When I check alternatives online, I found 4 instruction alternative to my humble division routine. But I didn't understand.

div2:
    LDA counter_hi       ;Load the MSB
    ASL                  ;Copy the sign bit into C
    ROR counter_hi       ;And back into the MSB
    ROR counter_lo       ;Rotate the LSB as normal

    LDA counter_hi
    LDX counter_lo      
    +printDecimal $0400+40    

How this works?

Answer 1

(Obviously you know shifting right by N bits divides by 2^N, and similarly left shifting multiplies by 2)

From this reference:

ASL puts the Most Significant Bit (MSB) of the hi byte counter_hi into the Carry Register (so that the sign is remembered when we shift - Division by a positive integer (2) won't change the original sign of our 16 bit number).

ROR counter_hi shifts the counter_hi by 1 bit to the right. Importantly:

The Carry is shifted into bit 7 and the original bit 0 is shifted into the Carry.

which serves two purposes - keeping the original sign, and also will transfer the LSB of counter_hi for the second ROR

ROR counter_lo then does the same for the low byte. The LSB of the counter_hi is now shifted into the MSB of counter_lo

Answer 2

If I remember correctly, the ROR and ROL shift the bits in the direction stated and the least significant bit (for ROR) and most significant (for ROL) are moved into the Carry flag.
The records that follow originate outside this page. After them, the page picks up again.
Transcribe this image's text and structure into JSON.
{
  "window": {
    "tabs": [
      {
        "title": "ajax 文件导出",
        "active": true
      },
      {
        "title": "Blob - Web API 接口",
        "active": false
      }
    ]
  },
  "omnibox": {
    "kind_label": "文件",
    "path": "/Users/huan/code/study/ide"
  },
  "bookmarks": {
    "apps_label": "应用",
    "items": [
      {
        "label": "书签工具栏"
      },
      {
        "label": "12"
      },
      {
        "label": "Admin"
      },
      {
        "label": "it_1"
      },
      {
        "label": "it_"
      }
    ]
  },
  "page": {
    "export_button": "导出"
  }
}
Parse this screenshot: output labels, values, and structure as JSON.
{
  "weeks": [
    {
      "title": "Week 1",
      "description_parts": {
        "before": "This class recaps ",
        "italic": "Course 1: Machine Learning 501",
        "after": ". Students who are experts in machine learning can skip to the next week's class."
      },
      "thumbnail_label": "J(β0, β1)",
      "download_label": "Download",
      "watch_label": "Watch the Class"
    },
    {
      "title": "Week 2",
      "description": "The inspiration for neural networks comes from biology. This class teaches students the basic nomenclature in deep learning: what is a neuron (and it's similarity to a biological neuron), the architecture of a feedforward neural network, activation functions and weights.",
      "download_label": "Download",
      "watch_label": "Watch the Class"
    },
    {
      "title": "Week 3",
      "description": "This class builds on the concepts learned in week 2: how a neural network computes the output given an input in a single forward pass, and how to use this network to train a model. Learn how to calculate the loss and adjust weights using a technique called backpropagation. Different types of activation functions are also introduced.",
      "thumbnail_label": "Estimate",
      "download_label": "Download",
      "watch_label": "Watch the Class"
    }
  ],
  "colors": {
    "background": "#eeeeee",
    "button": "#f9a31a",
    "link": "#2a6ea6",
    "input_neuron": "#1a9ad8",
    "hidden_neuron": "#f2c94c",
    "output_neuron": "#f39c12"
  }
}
It's about 25 years since I looked at any 6502, though so it isn't all very clear to me, but that's immediately how I thought it would be done.

Edit: Also, in ROR and ROL, the existing state of the carry flag is transferred into the least/most significant bit of the accumulator.

Answer 3

Division by 2 (of an unsigned number) is the same as shifting all bits one position to the right. For example, the number 100 is represented in binary by:

01100100

Moving all positions one to the right yields

00110010

which is the binary representation of 50.
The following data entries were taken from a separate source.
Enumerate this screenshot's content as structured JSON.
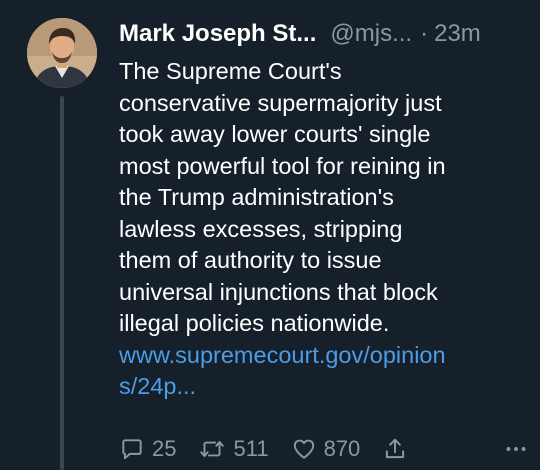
{
  "tweet": {
    "author_name": "Mark Joseph St...",
    "handle": "@mjs...",
    "separator": "·",
    "time": "23m",
    "text_lines": [
      "The Supreme Court's",
      "conservative supermajority just",
      "took away lower courts' single",
      "most powerful tool for reining in",
      "the Trump administration's",
      "lawless excesses, stripping",
      "them of authority to issue",
      "universal injunctions that block",
      "illegal policies nationwide."
    ],
    "link_lines": [
      "www.supremecourt.gov/opinion",
      "s/24p..."
    ]
  },
  "actions": {
    "replies": "25",
    "retweets": "511",
    "likes": "870"
  },
  "icons": {
    "reply": "reply-icon",
    "retweet": "retweet-icon",
    "like": "heart-icon",
    "share": "share-icon",
    "more": "more-icon"
  },
  "colors": {
    "background": "#15202b",
    "text": "#ffffff",
    "muted": "#8899a6",
    "link": "#4c9ce6",
    "thread_line": "#3a4653"
  }
}
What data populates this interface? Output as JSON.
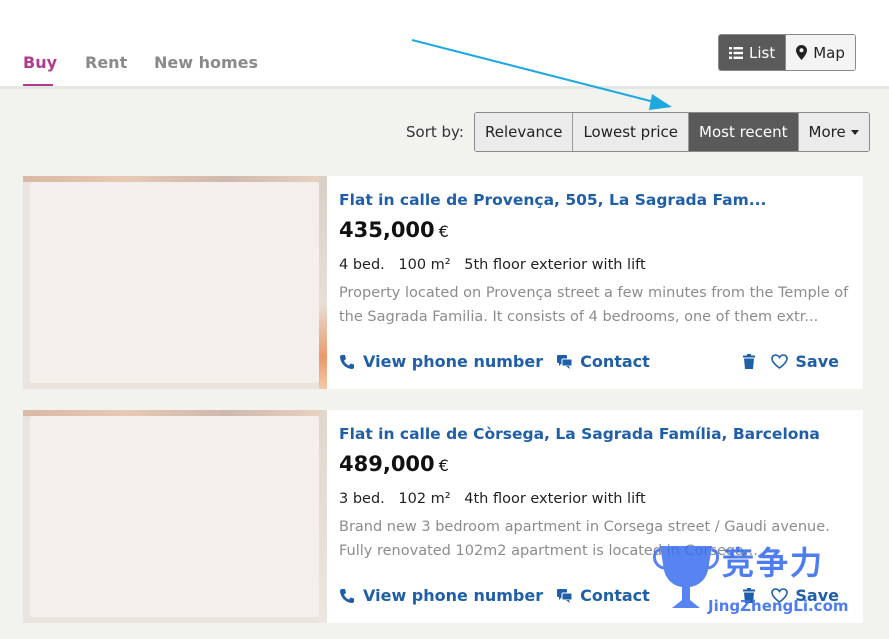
{
  "tabs": [
    {
      "label": "Buy"
    },
    {
      "label": "Rent"
    },
    {
      "label": "New homes"
    }
  ],
  "view_toggle": {
    "list_label": "List",
    "map_label": "Map"
  },
  "sort": {
    "label": "Sort by:",
    "options": [
      "Relevance",
      "Lowest price",
      "Most recent",
      "More"
    ],
    "selected": "Most recent"
  },
  "listings": [
    {
      "title": "Flat in calle de Provença, 505, La Sagrada Fam...",
      "price": "435,000",
      "currency": "€",
      "bedrooms": "4 bed.",
      "area": "100 m²",
      "floor": "5th floor exterior with lift",
      "description": "Property located on Provença street a few minutes from the Temple of the Sagrada Familia. It consists of 4 bedrooms, one of them extr...",
      "phone_label": "View phone number",
      "contact_label": "Contact",
      "save_label": "Save"
    },
    {
      "title": "Flat in calle de Còrsega, La Sagrada Família, Barcelona",
      "price": "489,000",
      "currency": "€",
      "bedrooms": "3 bed.",
      "area": "102 m²",
      "floor": "4th floor exterior with lift",
      "description": "Brand new 3 bedroom apartment in Corsega street / Gaudi avenue. Fully renovated 102m2 apartment is located in Corsega...",
      "phone_label": "View phone number",
      "contact_label": "Contact",
      "save_label": "Save"
    }
  ],
  "watermark": {
    "text": "竞争力",
    "sub": "JingZhengLi.com"
  },
  "colors": {
    "accent": "#b13b8c",
    "link": "#1f5fa8",
    "arrow": "#1fa8e0"
  }
}
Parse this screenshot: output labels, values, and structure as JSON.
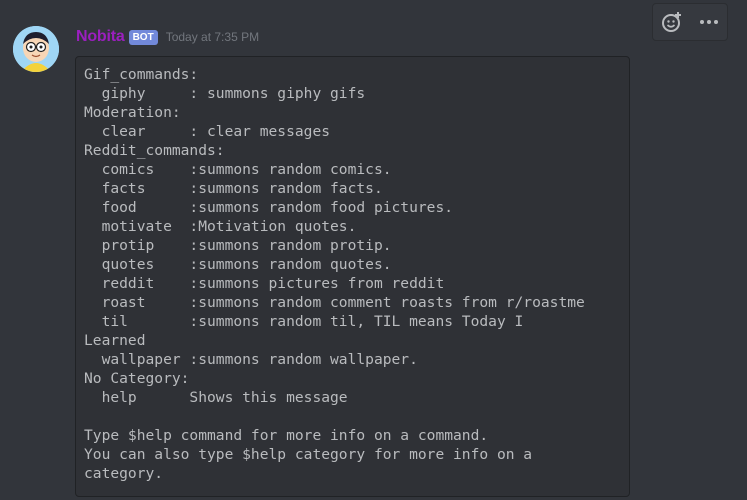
{
  "message": {
    "author": "Nobita",
    "bot_tag": "BOT",
    "timestamp": "Today at 7:35 PM",
    "content": "Gif_commands:\n  giphy     : summons giphy gifs\nModeration:\n  clear     : clear messages\nReddit_commands:\n  comics    :summons random comics.\n  facts     :summons random facts.\n  food      :summons random food pictures.\n  motivate  :Motivation quotes.\n  protip    :summons random protip.\n  quotes    :summons random quotes.\n  reddit    :summons pictures from reddit\n  roast     :summons random comment roasts from r/roastme\n  til       :summons random til, TIL means Today I\nLearned\n  wallpaper :summons random wallpaper.\nNo Category:\n  help      Shows this message\n\nType $help command for more info on a command.\nYou can also type $help category for more info on a\ncategory."
  },
  "toolbar": {
    "icons": [
      "add-reaction-icon",
      "more-options-icon"
    ]
  },
  "colors": {
    "background": "#36393f",
    "message_hover": "#32353b",
    "username": "#9b1fbf",
    "bot_tag": "#7289da",
    "code_background": "#2f3136"
  }
}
The ROR command moves all positions to the right. The new MSB of the byte will be equal to the old value of the carry flag, while the new value of the carry flag will be equal to the old LSB of the byte.
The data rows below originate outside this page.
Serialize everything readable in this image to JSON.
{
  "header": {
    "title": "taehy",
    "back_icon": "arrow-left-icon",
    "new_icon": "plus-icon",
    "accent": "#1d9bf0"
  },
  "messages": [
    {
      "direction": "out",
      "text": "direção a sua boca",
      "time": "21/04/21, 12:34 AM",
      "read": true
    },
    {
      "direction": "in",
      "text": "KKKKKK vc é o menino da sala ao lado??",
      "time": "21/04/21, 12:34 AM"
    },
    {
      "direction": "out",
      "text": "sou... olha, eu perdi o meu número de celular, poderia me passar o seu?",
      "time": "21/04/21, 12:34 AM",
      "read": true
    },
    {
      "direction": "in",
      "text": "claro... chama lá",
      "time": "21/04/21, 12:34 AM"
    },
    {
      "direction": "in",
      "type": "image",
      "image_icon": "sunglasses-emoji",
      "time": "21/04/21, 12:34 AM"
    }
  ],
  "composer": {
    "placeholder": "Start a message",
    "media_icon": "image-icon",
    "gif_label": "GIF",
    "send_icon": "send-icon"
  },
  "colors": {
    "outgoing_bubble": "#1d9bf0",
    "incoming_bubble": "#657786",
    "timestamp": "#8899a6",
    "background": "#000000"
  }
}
If the the 16-bit number is unsigned, it is sufficient to shift the high and the low byte of the number to the right:

LSR counter_hi
ROR counter_lo

LSR and ROR both shift their argument to the right, but LSR makes the MSB of counter_hi 0 and shifts the LSB of counter_hi into the carry flag, while ROR makes the MSB of counter_lo equal to the (old) LSB of counter_hi.

If the number is signed, you need to store the sign bit and make sure that the sign bit of the new number is the same. That is what the first two commands of the code you quoted do. Note that this works because the number is stored in two's complement.

Answer 4

It works as the comments in the code say ;) In 6502 there is unfortunately no arithmetic shift right, which would leave the sign bit intact. So it needs to be emulated. For this, first the sign bit is extracted from the high word. Notice this is done using the accumulator, so the original value is not changed. The ROR is used on the high word, which rotates the 9 bit value made from extending the operand with the carry flag. As such, the sign bit which is currently in CF will be rotated into the MSB, the rest of the bits will be shifted right and the LSB will end up in the CF. This accomplished a signed division. The second ROR on the low word simply transfers the LSB from the high word into the MSB of the low word, and shifts the rest of the bits right.